I open the suspicious Google Search result and I see email addresses. A lot of email addresses.
Now, when you find something like this, you have to look at where it’s being stored. Usually, you might find something like this in a site using WordPress. Or in an old abandoned site from the late 1990's. Finding the provenance isn’t usually that hard.
Even if the source is a mystery, it usually isn’t that difficult to find the source.
I remember finding a large cache of email addresses about two years ago on a mis-configured website. Included were the full names and cell phone numbers of people along with their email addresses. While it wouldn’t meet the lenient PII regulations of any state in the United States, it sure would be a violation in the European Union. The addresses were all being used by some shitty, fly-by-night spam entity. I thought: “Oh! Unique email addresses! What is this!?!”
About 20 minutes later I realized: Someone had simply taken the contents of the River City Media data breach and posted them up on their own poorly configured site. I even logged it (the presence of these email addresses from the River City Media breach being indexed into Google Search results) with Google’s internal developer website.

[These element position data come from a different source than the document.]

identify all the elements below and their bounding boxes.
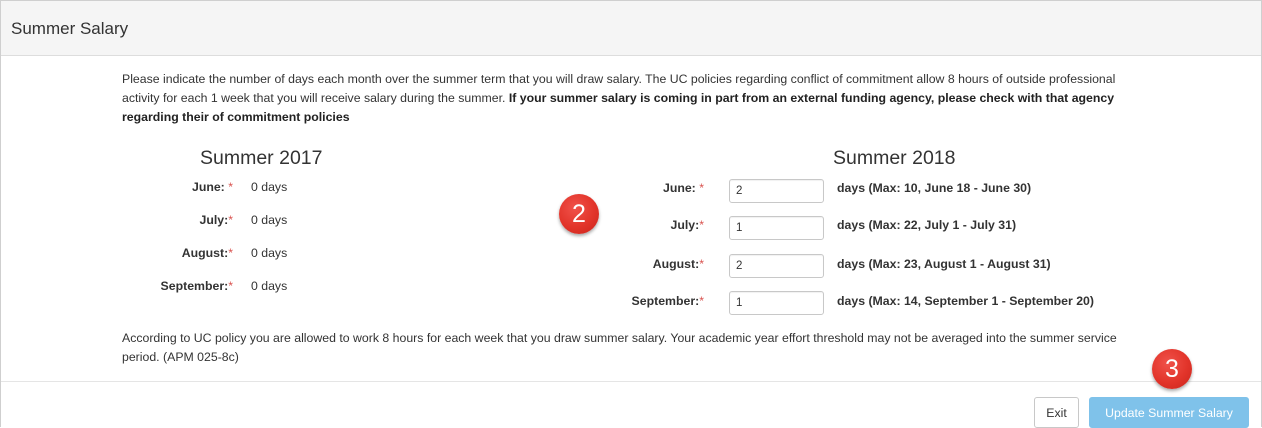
- summer-2018-august-input[interactable]: [729, 254, 824, 278]
- required-marker: *: [228, 180, 233, 194]
- summer-2018-september-input[interactable]: [729, 291, 824, 315]
- summer-2018-title: Summer 2018: [833, 147, 956, 169]
- panel-heading: Summer Salary: [1, 1, 1261, 56]
- required-marker: *: [699, 181, 704, 195]
- summer-2018-july-hint: days (Max: 22, July 1 - July 31): [837, 218, 1017, 232]
- summer-2017-title: Summer 2017: [200, 147, 323, 169]
- summer-2017-july-label: July:*: [200, 213, 234, 227]
- step-3-badge: 3: [1152, 349, 1192, 389]
- summer-2017-june-value: 0 days: [251, 180, 288, 194]
- label-text: June:: [662, 181, 696, 195]
- panel-title: Summer Salary: [11, 19, 129, 38]
- summer-2018-july-input[interactable]: [729, 216, 824, 240]
- summer-2018-august-hint: days (Max: 23, August 1 - August 31): [837, 257, 1051, 271]
- label-text: September:: [160, 279, 229, 293]
- required-marker: *: [228, 279, 233, 293]
- summer-2018-august-label: August:*: [653, 257, 704, 271]
- required-marker: *: [699, 218, 704, 232]
- summer-2018-september-label: September:*: [632, 294, 704, 308]
- required-marker: *: [228, 246, 233, 260]
- panel-footer: Exit Update Summer Salary: [1, 381, 1261, 428]
- step-2-badge: 2: [559, 194, 599, 234]
- required-marker: *: [699, 257, 704, 271]
- label-text: August:: [652, 257, 700, 271]
- label-text: July:: [199, 213, 229, 227]
- label-text: August:: [181, 246, 229, 260]
- summer-2017-september-value: 0 days: [251, 279, 288, 293]
- summer-2018-june-input[interactable]: [729, 179, 824, 203]
- label-text: July:: [670, 218, 700, 232]
- required-marker: *: [228, 213, 233, 227]
- summer-2017-june-label: June: *: [192, 180, 233, 194]
- intro-text: Please indicate the number of days each …: [122, 70, 1152, 127]
- summer-2018-september-hint: days (Max: 14, September 1 - September 2…: [837, 294, 1094, 308]
- summer-2017-august-value: 0 days: [251, 246, 288, 260]
- update-summer-salary-button[interactable]: Update Summer Salary: [1089, 397, 1249, 428]
- summer-2017-september-label: September:*: [161, 279, 233, 293]
- label-text: June:: [191, 180, 225, 194]
- summer-2018-june-label: June: *: [663, 181, 704, 195]
- summer-2017-july-value: 0 days: [251, 213, 288, 227]
- summer-salary-panel: Summer Salary Please indicate the number…: [0, 0, 1262, 428]
- required-marker: *: [699, 294, 704, 308]
- summer-2018-june-hint: days (Max: 10, June 18 - June 30): [837, 181, 1032, 195]
- exit-button[interactable]: Exit: [1034, 397, 1079, 428]
- label-text: September:: [631, 294, 700, 308]
- policy-text: According to UC policy you are allowed t…: [122, 331, 1117, 364]
- summer-2018-july-label: July:*: [671, 218, 705, 232]
- summer-2017-august-label: August:*: [182, 246, 233, 260]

“Say, hey, uh, guys? Remember that River City Media data breach thing? Well someone else recently took some of that data, and then used it on the back-end of their site. And now, wouldn’t you know it, every single one of those email addresses is being indexed by Google. Shouldn’t you work to get these emails indexed out of search?”
This was Google’s response:
“Huh?” I thought to myself. “That’s odd.”
You know what else was odd? The domain for multiscreensite.com leads nowhere, and support pages lead to no identifying information or social media profile. The ghost of Pablo Escobar could be running this from Putin’s dacha using seed money from the Trump organization as far as I could tell.
I decide to do a search on Twitter for mulitscreensite.com and spot this:
So, shadiness is pretty much confirmed at this point. I’m not expecting to run across a cute “community manager” for multiscreensite.com who’ll help to get this figured out.
I go into with the assumption that all of multiscreensite.com is shady and, sure enough, I soon find it:
If you’re still reading at this point, you probably need more help than I do. Just kidding. Sort of.
Anyways: long story short.
A shady hosting company without contact information. A cyber-crime forum that hosted questionable data. And Google, who indexed said data so that it is easy to discover.
Is there any way to report this? In a Dirty Harry voice: “I’ll find out and i’ll let you know.”